IMO, OW1 could have been an absolutely fantastic social lightweight team FPS, if they had embraces the chaos and non-FPS-y nature of much of it. Instead they abolished it. OW2 is but a shadow of this former glory. It’s a decent enough team FPS, but eh, it’s also nothing special any more.
kinkles@sh.itjust.works 3 months ago
It’s a decent game but a terrible one if you are comparing it to the original Overwatch.
Moneo@lemmy.world 3 months ago
Why? I played OW from beta, stopped playing after all the shitty workplace accusations came out, then played again for 10 or so hours last month.
I didn’t play much competitive (in my recent sessions) but the game seemed like it was in a pretty solid place. The only “major” issue I can think of is that the tank role is incredibly important, which creates a bit of a toxic environment where people are scared to play tank because they get flamed if the team gets rolled. But I think the downsides are worth the benefits, with tank being so important it’s become the core that the rest of the game balances around. Healers have more agency and dealing damage/contributing to elims is a vital part of the role. A lot of the frustrating/cheesy aspects of the game have been removed, scattershot, damage-doomfist, mercy 5-man-res, goats, double shield.

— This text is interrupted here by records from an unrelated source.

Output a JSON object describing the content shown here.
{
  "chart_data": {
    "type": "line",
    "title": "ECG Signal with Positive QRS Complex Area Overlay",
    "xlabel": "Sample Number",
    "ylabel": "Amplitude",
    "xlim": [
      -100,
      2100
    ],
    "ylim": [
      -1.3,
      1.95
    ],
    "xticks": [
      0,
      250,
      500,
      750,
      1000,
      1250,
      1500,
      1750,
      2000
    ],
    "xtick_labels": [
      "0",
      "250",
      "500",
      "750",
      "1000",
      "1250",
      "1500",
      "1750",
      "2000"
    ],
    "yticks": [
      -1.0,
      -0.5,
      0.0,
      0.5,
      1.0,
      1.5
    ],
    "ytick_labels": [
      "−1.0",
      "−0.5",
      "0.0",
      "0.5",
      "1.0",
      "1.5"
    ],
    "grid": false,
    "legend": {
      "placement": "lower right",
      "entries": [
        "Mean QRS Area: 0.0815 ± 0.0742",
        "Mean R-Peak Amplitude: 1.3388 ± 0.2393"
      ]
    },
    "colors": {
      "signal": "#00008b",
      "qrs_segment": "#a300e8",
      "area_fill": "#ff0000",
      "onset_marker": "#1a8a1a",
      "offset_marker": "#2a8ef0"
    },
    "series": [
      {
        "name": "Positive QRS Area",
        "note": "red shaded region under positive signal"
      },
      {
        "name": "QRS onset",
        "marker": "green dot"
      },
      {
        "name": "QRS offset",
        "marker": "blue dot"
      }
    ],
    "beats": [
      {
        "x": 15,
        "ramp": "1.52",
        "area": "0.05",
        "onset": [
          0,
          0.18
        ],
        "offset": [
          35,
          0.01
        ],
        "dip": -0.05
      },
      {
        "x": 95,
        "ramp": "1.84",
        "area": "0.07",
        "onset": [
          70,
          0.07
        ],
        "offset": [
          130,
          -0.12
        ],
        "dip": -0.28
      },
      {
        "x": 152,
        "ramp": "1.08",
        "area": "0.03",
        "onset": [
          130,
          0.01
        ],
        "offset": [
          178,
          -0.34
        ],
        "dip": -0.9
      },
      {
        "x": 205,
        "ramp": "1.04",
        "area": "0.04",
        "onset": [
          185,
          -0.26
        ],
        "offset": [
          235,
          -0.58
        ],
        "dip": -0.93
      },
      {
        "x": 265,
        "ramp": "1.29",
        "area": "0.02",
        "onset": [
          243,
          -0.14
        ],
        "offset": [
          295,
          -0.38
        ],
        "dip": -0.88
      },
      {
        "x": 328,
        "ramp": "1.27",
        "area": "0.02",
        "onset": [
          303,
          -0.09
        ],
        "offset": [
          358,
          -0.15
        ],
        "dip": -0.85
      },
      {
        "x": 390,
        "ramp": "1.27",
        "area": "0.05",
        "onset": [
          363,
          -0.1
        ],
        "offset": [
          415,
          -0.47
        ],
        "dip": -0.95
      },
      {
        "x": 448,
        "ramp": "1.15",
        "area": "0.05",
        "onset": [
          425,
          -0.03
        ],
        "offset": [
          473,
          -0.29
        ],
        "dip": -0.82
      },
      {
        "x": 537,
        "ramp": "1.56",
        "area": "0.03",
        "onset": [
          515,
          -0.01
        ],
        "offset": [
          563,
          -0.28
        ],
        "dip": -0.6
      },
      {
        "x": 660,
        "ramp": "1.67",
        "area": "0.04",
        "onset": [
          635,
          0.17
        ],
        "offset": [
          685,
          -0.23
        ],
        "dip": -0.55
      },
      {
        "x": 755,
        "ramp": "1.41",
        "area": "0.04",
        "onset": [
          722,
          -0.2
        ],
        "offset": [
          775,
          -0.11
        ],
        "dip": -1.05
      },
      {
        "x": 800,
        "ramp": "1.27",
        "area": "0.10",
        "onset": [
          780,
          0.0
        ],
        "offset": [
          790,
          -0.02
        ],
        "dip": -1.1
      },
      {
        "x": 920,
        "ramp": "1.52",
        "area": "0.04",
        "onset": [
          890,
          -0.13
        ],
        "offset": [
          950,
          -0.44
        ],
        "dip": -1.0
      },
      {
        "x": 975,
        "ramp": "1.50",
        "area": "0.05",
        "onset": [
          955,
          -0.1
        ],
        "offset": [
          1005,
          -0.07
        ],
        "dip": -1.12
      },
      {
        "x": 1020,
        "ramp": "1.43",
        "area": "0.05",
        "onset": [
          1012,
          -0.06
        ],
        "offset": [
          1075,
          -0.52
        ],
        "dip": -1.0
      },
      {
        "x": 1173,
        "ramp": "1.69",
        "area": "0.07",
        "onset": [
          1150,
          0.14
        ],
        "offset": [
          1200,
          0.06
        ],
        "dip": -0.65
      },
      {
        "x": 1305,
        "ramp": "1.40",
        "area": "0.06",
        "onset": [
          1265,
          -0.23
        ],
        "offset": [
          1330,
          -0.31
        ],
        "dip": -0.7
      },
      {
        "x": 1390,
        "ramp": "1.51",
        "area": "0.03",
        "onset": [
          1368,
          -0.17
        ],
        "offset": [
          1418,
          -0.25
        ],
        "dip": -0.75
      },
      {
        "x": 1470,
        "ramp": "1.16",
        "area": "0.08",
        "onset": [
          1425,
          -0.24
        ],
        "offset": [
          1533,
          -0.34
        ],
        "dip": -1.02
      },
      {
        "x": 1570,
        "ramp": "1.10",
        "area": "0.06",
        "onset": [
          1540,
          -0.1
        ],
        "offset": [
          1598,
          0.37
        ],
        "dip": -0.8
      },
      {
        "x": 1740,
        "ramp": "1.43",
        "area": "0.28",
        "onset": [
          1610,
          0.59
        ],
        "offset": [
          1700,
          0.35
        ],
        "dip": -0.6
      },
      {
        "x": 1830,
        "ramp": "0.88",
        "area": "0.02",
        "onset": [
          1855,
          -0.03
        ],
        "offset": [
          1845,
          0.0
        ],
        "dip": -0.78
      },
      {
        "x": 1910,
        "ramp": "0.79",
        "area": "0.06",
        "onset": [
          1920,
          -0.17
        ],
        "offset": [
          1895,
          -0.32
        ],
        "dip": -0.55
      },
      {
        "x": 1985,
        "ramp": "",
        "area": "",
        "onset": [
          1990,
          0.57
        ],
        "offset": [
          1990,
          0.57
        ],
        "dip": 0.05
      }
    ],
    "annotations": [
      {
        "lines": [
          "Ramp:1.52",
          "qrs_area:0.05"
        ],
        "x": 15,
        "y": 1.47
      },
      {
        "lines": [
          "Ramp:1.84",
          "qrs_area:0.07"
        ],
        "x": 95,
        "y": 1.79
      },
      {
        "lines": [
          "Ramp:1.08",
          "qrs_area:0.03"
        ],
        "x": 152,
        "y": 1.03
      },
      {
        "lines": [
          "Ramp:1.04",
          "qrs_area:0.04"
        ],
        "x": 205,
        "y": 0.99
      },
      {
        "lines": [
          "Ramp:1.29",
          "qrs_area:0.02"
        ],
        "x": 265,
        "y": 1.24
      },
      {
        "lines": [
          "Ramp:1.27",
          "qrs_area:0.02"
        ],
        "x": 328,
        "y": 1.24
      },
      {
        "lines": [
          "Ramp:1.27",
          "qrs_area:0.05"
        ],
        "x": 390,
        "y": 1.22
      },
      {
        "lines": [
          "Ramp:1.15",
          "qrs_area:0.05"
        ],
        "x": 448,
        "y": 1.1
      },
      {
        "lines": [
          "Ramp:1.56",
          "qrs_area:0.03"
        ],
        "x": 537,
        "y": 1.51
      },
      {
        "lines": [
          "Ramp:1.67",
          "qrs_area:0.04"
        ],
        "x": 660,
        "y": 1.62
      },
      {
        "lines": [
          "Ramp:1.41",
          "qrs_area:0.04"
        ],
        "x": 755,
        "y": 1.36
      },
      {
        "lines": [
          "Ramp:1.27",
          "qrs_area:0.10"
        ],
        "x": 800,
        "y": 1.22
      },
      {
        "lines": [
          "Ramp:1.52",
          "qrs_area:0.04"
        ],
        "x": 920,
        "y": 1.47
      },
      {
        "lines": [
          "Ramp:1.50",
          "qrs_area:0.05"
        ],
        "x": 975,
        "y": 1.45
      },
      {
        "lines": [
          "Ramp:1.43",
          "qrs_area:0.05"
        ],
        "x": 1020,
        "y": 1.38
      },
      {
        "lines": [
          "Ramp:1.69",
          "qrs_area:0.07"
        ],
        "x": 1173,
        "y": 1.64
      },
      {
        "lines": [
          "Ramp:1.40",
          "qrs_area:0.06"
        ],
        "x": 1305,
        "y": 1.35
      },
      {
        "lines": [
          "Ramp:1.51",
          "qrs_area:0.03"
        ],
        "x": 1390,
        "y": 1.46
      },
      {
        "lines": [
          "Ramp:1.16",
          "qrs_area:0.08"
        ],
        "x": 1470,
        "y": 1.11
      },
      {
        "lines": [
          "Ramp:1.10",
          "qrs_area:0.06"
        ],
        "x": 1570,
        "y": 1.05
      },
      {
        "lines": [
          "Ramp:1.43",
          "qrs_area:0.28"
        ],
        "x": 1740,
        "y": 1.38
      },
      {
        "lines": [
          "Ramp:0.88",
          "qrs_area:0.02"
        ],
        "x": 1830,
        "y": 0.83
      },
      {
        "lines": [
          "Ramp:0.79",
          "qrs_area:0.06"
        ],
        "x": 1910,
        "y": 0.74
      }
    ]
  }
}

Again, I took a long break from the game, but before that I clocked a lot of hours in competitive. Personally the game feels about as balanced and enjoyable as it’s ever been.
Obviously the monetization is gross and that entire side of the game sucks now but that’s an entirely different conversation.
Buttflapper@lemmy.world 3 months ago
I’m just genuinely curious why/how it’s still getting updates and people are playing it with the way it’s talked about, they make it sound like the worst game ever
kinkles@sh.itjust.works 3 months ago
Because despite the bitching it still has a very respectable user base, at least purely looking at the Steam stats:
Image
Moneo@lemmy.world 3 months ago
In my opinion, anyone saying OW2 is worse than the original is saying this for personal reasons and not trying to be objective. OW2 is, in my experience, much more balanced than OW1. Many of the more frustrating aspects of the game have been fixed or removed, and most of the characters added since OW1 seem fun to play and not frustrating to play against.
There are very many valid criticisms one can make of Blizzard. The history of being a shitty workplace, the objectively awful decision to make OW2 a sequel, the treatment of Jeff Kaplan by execs, the monetization, and probably more. None of those criticisms (except monetization to a limited degree) have anything to do with whether or not OW2 is a bad game or not.
But I’m speculating since the person you responded to has not elaborated on any of their views.